L’internet est peut-être une bonne image de notre idée du savoir : ressource infinie et universelle permettant de répondre à toute question, voire de résoudre tout problème. Aujourd’hui, l’éducation est souvent réduite à une transmission de savoir et les sciences à l’organisation d’un ensemble de données. Dans ce contexte, saint Joseph ne semble guère crédible, on imagine mal qu’il en sache « plus » que son fils.

La tradition biblique est cependant fondée sur l’inscription dans une verticalité, généalogique autant que transcendante.
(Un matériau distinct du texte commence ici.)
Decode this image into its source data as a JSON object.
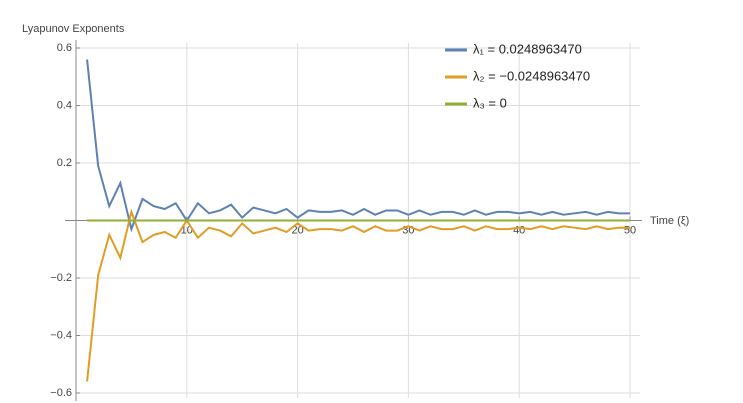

L’Évangile s’ouvre à son lecteur comme le « Livre des origines de Jésus Christ, fils de David, fils d’Abraham » (Mt 1,1) et raconte « Jésus Christ Fils de Dieu » (Mc 1,1). En outre, l’enseignement du Seigneur ne consiste pas en la transmission d’un ensemble de données concernant la vie éternelle et les moyens d’y parvenir. Jésus raconte, il interroge, il provoque au dialogue, tant il est vrai qu’on pense par les autres et en réaction aux sollicitations des autres. Enfin, depuis les profondeurs de la Genèse jusqu’en l’atelier de Nazareth, l’enfant interroge le père, le disciple interroge le maître, montrant que le savoir du maître a moins d’importance que l’inscription de ce savoir dans une expérience familiale.

À l’horizon des récits évangéliques, saint Joseph apparaît alors comme maître de sagesse, parce qu’avant tout il est fils et parce qu’il est père. Qui scrute la maison de Joseph en recherche des clés de sa sagesse, saisit un rai d’espérance : la sagesse de Joseph, c’est Jésus.